Mohamed Sifaoui n'a pas encore été auditionné par les sénateurs. Lors de sa première convocation devant la commission d'enquête, il était absent pour "raisons de santé". Convoqué ce mardi matin, il n'a pu se rendre au Palais du Luxembourg: son domicile était alors perquisitionné par la police. Une troisième tentative est fixée jeudi matin.

Le rapport de l'IGA met à mal les propos de la ministre. Cette enquête administrative avance qu'elle "serait venue saluer" l'un des membres de l'USEPPM à deux reprises lors d'échanges sur la demande de subvention, sans préciser s'il s'agit ou non de Mohamed Sifaoui. Marlène Schiappa a cependant déclaré auprès de BFMTV que ce rapport "démontre" qu'elle n'est "jamais intervenue en faveur de Mohamed Sifaoui".

Le journaliste a, lui, assuré sur Twitter, qu’il avait été encouragé à postuler "par les membres du cabinet de Marlène Schiappa et par elle-même". "Je n’ai pas pris cette initiative (de postuler au fonds Marianne) spontanément", affirme-t-il.

Si rien ne démontre que cet homme est proche de Marlène Schiappa, elle l'a bien rencontré officiellement à plusieurs reprises. En octobre 2020, il fait un déplacement à ses côtés dans le Tarn. Il est encore reçu en novembre 2020 au ministère dans le cadre des consultations sur la loi sur les "principes républicains".

Christan Gravel a été encore plus direct lors son audition devant les sénateurs.
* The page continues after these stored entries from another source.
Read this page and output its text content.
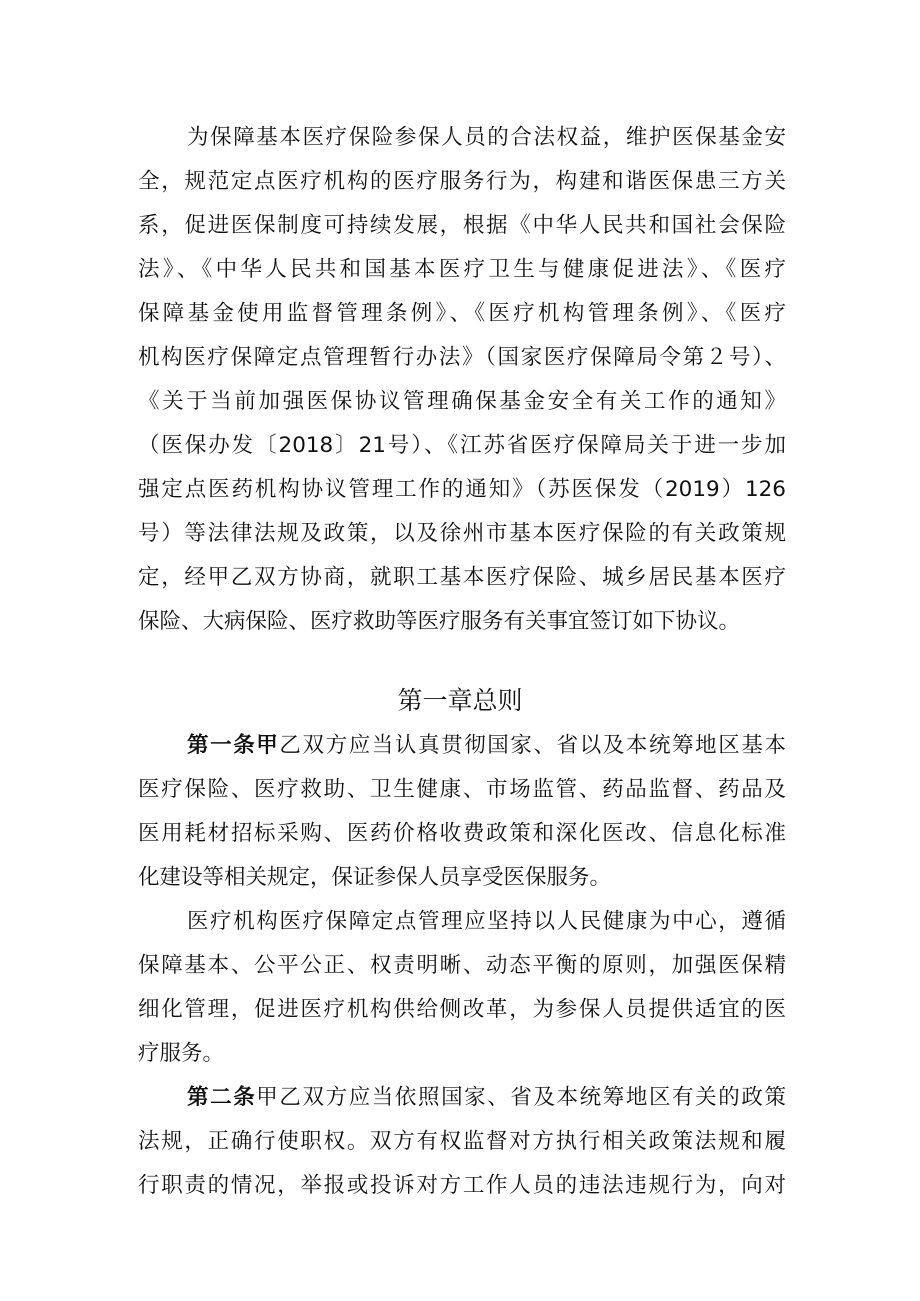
为保障基本医疗保险参保人员的合法权益，维护医保基金安
全，规范定点医疗机构的医疗服务行为，构建和谐医保患三方关
系，促进医保制度可持续发展，根据《中华人民共和国社会保险
法》、《中华人民共和国基本医疗卫生与健康促进法》、《医疗
保障基金使用监督管理条例》、《医疗机构管理条例》、《医疗
机构医疗保障定点管理暂行办法》（国家医疗保障局令第２号）、
《关于当前加强医保协议管理确保基金安全有关工作的通知》
（医保办发〔2018〕21号）、《江苏省医疗保障局关于进一步加
强定点医药机构协议管理工作的通知》（苏医保发（2019）126
号）等法律法规及政策，以及徐州市基本医疗保险的有关政策规
定，经甲乙双方协商，就职工基本医疗保险、城乡居民基本医疗
保险、大病保险、医疗救助等医疗服务有关事宜签订如下协议。
第一章总则
第一条甲乙双方应当认真贯彻国家、省以及本统筹地区基本
医疗保险、医疗救助、卫生健康、市场监管、药品监督、药品及
医用耗材招标采购、医药价格收费政策和深化医改、信息化标准
化建设等相关规定，保证参保人员享受医保服务。
医疗机构医疗保障定点管理应坚持以人民健康为中心，遵循
保障基本、公平公正、权责明晰、动态平衡的原则，加强医保精
细化管理，促进医疗机构供给侧改革，为参保人员提供适宜的医
疗服务。
第二条甲乙双方应当依照国家、省及本统筹地区有关的政策
法规，正确行使职权。双方有权监督对方执行相关政策法规和履
行职责的情况，举报或投诉对方工作人员的违法违规行为，向对
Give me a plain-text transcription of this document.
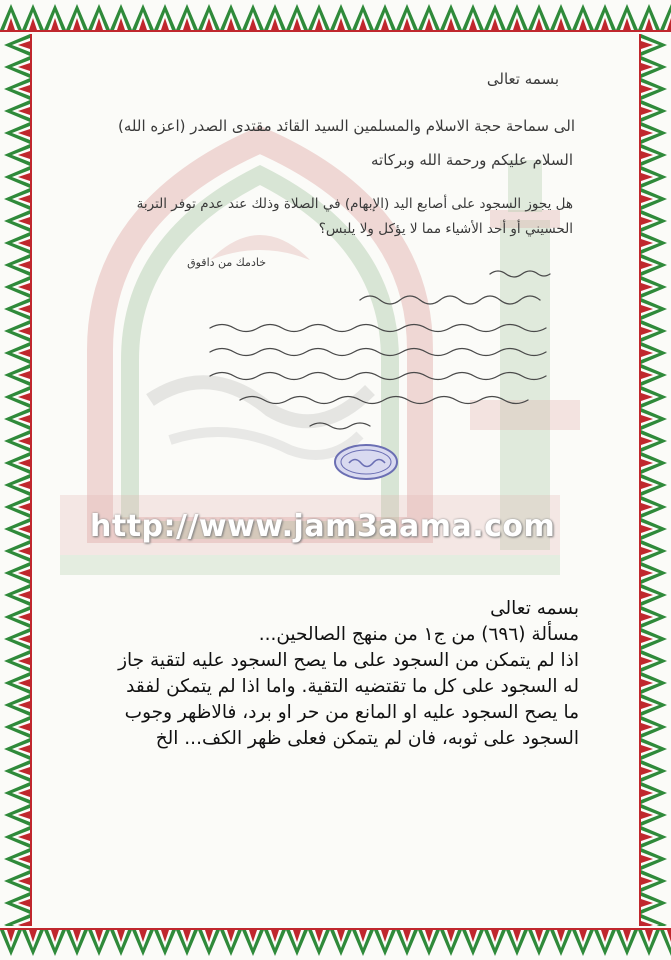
http://www.jam3aama.com
بسمه تعالى
الى سماحة حجة الاسلام والمسلمين السيد القائد مقتدى الصدر (اعزه الله)
السلام عليكم ورحمة الله وبركاته
هل يجوز السجود على أصابع اليد (الإبهام) في الصلاة وذلك عند عدم توفر التربة
الحسيني أو أحد الأشياء مما لا يؤكل ولا يلبس؟
خادمك من داقوق
بسمه تعالى
مسألة (٦٩٦) من ج١ من منهج الصالحين...
اذا لم يتمكن من السجود على ما يصح السجود عليه لتقية جاز
له السجود على كل ما تقتضيه التقية. واما اذا لم يتمكن لفقد
ما يصح السجود عليه او المانع من حر او برد، فالاظهر وجوب
السجود على ثوبه، فان لم يتمكن فعلى ظهر الكف... الخ
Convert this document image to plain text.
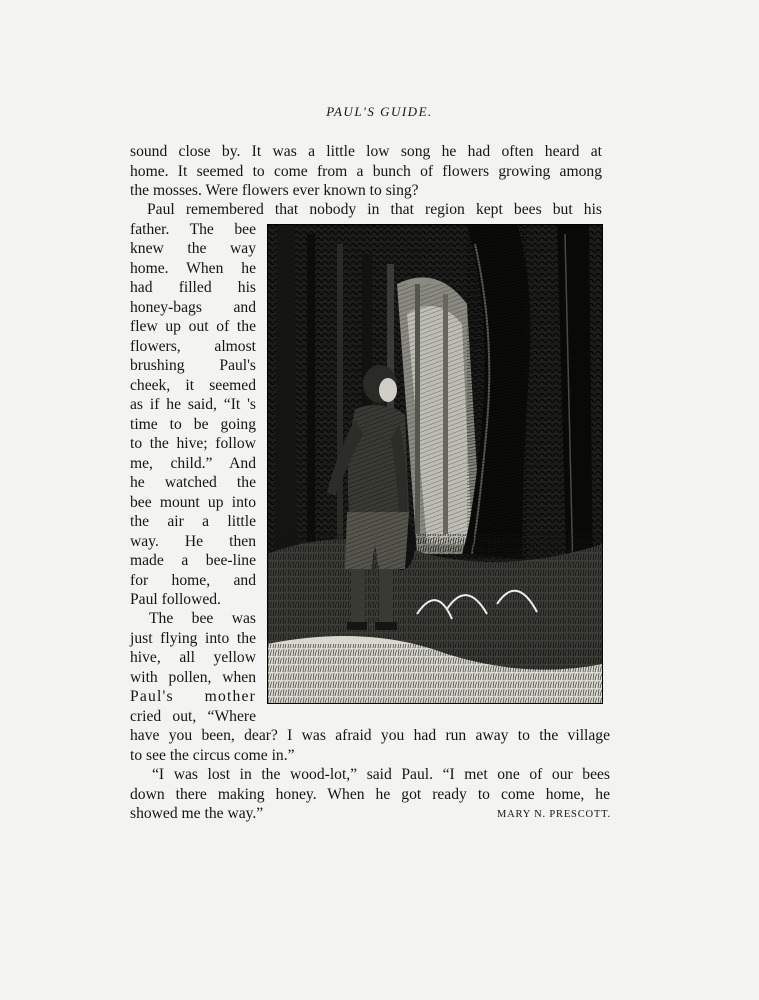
PAUL'S GUIDE.
sound close by. It was a little low song he had often heard at
home. It seemed to come from a bunch of flowers growing among
the mosses. Were flowers ever known to sing?
Paul remembered that nobody in that region kept bees but his
father. The bee
knew the way
home. When he
had filled his
honey-bags and
flew up out of the
flowers, almost
brushing Paul's
cheek, it seemed
as if he said, “It 's
time to be going
to the hive; follow
me, child.” And
he watched the
bee mount up into
the air a little
way. He then
made a bee-line
for home, and
Paul followed.
The bee was
just flying into the
hive, all yellow
with pollen, when
Paul's mother
cried out, “Where
have you been, dear? I was afraid you had run away to the village
to see the circus come in.”
“I was lost in the wood-lot,” said Paul. “I met one of our bees
down there making honey. When he got ready to come home, he
showed me the way.”	MARY N. PRESCOTT.
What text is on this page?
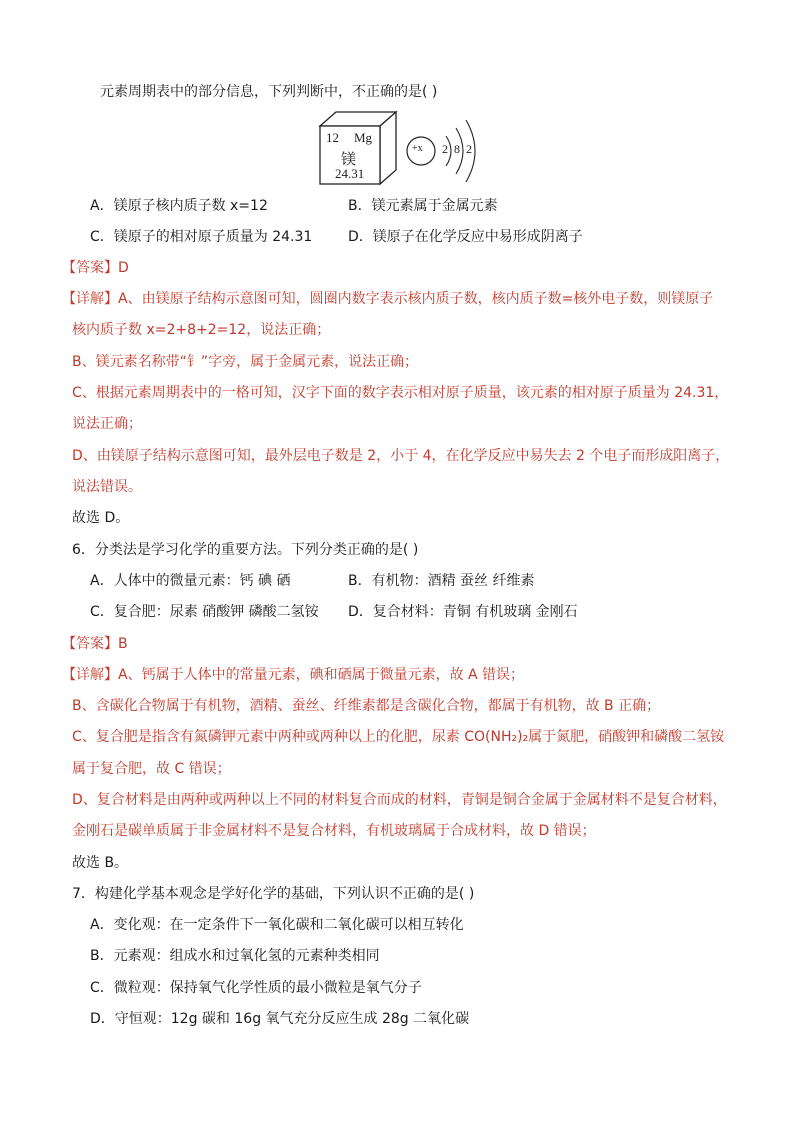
元素周期表中的部分信息，下列判断中，不正确的是( )
12 Mg
镁
24.31
+x 2 8 2
A．镁原子核内质子数 x=12	B．镁元素属于金属元素
C．镁原子的相对原子质量为 24.31	D．镁原子在化学反应中易形成阴离子
【答案】D
【详解】A、由镁原子结构示意图可知，圆圈内数字表示核内质子数，核内质子数=核外电子数，则镁原子
核内质子数 x=2+8+2=12，说法正确；
B、镁元素名称带“钅”字旁，属于金属元素，说法正确；
C、根据元素周期表中的一格可知，汉字下面的数字表示相对原子质量，该元素的相对原子质量为 24.31，
说法正确；
D、由镁原子结构示意图可知，最外层电子数是 2，小于 4，在化学反应中易失去 2 个电子而形成阳离子，
说法错误。
故选 D。
6．分类法是学习化学的重要方法。下列分类正确的是( )
A．人体中的微量元素：钙 碘 硒	B．有机物：酒精 蚕丝 纤维素
C．复合肥：尿素 硝酸钾 磷酸二氢铵 D．复合材料：青铜 有机玻璃 金刚石
【答案】B
【详解】A、钙属于人体中的常量元素，碘和硒属于微量元素，故 A 错误；
B、含碳化合物属于有机物，酒精、蚕丝、纤维素都是含碳化合物，都属于有机物，故 B 正确；
C、复合肥是指含有氮磷钾元素中两种或两种以上的化肥，尿素 CO(NH₂)₂属于氮肥，硝酸钾和磷酸二氢铵
属于复合肥，故 C 错误；
D、复合材料是由两种或两种以上不同的材料复合而成的材料，青铜是铜合金属于金属材料不是复合材料，
金刚石是碳单质属于非金属材料不是复合材料，有机玻璃属于合成材料，故 D 错误；
故选 B。
7．构建化学基本观念是学好化学的基础，下列认识不正确的是( )
A．变化观：在一定条件下一氧化碳和二氧化碳可以相互转化
B．元素观：组成水和过氧化氢的元素种类相同
C．微粒观：保持氧气化学性质的最小微粒是氧气分子
D．守恒观：12g 碳和 16g 氧气充分反应生成 28g 二氧化碳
Il a affirmé avoir "appris que l'USEPPM pourrait bénéficier du fonds Marianne lors d’un appel téléphonique de Monsieur Sifaoui" qui lui disait "sortir d’un rendez-vous avec la ministre". Le préfet a situé cet échange en mars, plusieurs semaines avant le lancement du fonds.

"On sent bien que chacun essaie dans ce dossier de sauver sa peau et qu'on est confronté à des versions relativement éloignées de celle de Marlène Schiappa", estime un sénateur de la commission d'enquête.

Interrogée dimanche sur France 3, la Première ministre Élisabeth Borne a jugé "pas nécessaire" de se séparer de sa secrétaire d'État, sur fond de rumeurs de remaniement.